Magnolia le entregó a Miguelina, a cambio de una suma considerable, algunos sobres con diferentes hierbas y polvos. Según sus indicaciones, debían mezclarse con las comidas para que Tiberio los consumiera durante ocho días consecutivos. Le aseguró que a partir del segundo día empezarían a verse los resultados.

Miguelina siguió las instrucciones al pie de la letra. Al segundo día, Tiberio no salió de la casa, se sentía indispuesto y por eso decidió quedarse. Su mujer se emocionó. No dudó de la efectividad del “trabajo” contratado y supuso que en el futuro su marido y ella serían muy felices. Al tercer día, sin embargo, Tiberio no pudo levantarse de la cama. Se sentía enfermo y sin fuerzas. Miguelina se preocupó y llamó a Magnolia para contarle lo que estaba pasando. Ésta la respondió que se tranquilizara, que era una reacción normal y le recomendó que siguiera adelante. La animó diciéndole que pronto todas las cosas entre ellos serían otra vez como antes.

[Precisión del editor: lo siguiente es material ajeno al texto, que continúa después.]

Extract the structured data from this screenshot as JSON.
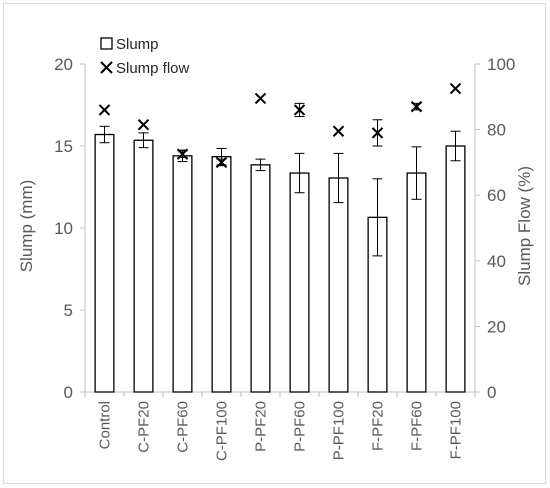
{
  "chart_data": {
    "type": "bar",
    "categories": [
      "Control",
      "C-PF20",
      "C-PF60",
      "C-PF100",
      "P-PF20",
      "P-PF60",
      "P-PF100",
      "F-PF20",
      "F-PF60",
      "F-PF100"
    ],
    "series": [
      {
        "name": "Slump",
        "type": "bar",
        "axis": "left",
        "values": [
          15.7,
          15.35,
          14.4,
          14.35,
          13.85,
          13.35,
          13.05,
          10.65,
          13.35,
          15.0
        ],
        "errors": [
          0.5,
          0.45,
          0.35,
          0.5,
          0.35,
          1.2,
          1.5,
          2.35,
          1.6,
          0.9
        ]
      },
      {
        "name": "Slump flow",
        "type": "scatter",
        "marker": "x",
        "axis": "right",
        "values": [
          86,
          81.5,
          72.5,
          70,
          89.5,
          86,
          79.5,
          79,
          87,
          92.5
        ],
        "errors": [
          0,
          0,
          1,
          1,
          0,
          2,
          0,
          4,
          1,
          0
        ]
      }
    ],
    "xlabel": "",
    "ylabel": "Slump (mm)",
    "y2label": "Slump Flow (%)",
    "ylim": [
      0,
      20
    ],
    "y2lim": [
      0,
      100
    ],
    "yticks": [
      "0",
      "5",
      "10",
      "15",
      "20"
    ],
    "y2ticks": [
      "0",
      "20",
      "40",
      "60",
      "80",
      "100"
    ],
    "grid": false,
    "legend_position": "top-left"
  }
}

Al séptimo día Tiberio no despertó. Estaba muerto. Miguelina lloraba desconsoladamente pero no dijo nada sobre lo que había hecho. No quería asumir responsabilidad alguna por la muerte de su marido. El médico que revisó el cadáver dictaminó que la causa de la muerte fue un paro cardiorrespiratorio fulminante.

Miguelina asumió su soledad con resignación. La novena noche después de muerto Tiberio, cansada de los afanes del día, se durmió profundamente en una mecedora mientras veía la televisión en la sala de su casa. Pasado un tiempo, no se sabe si horas o minutos, un olor pestilente la despertó. Abrió los ojos y el horror se dibujó en su rostro. Frente a ella estaba Tiberio mirándola fríamente mientras cientos de gusanos caminaban por su cuerpo y otros salían de su boca y su nariz. Con los brazos estirados intentaba abrazarla a la vez que decía con voz profunda: “Aquí estoy mi amor, nunca más me iré de tu lado. Vamos a ser felices por toda la eternidad como era tu deseo”.

Al día siguiente los vecinos encontraron el cadáver de Miguelina sentado en la mecedora. Dicen que en el piso, frente a sus pies, había un manojo de hierbas y rastros de polvos de distinto color. Su cara tenía una mueca de espanto.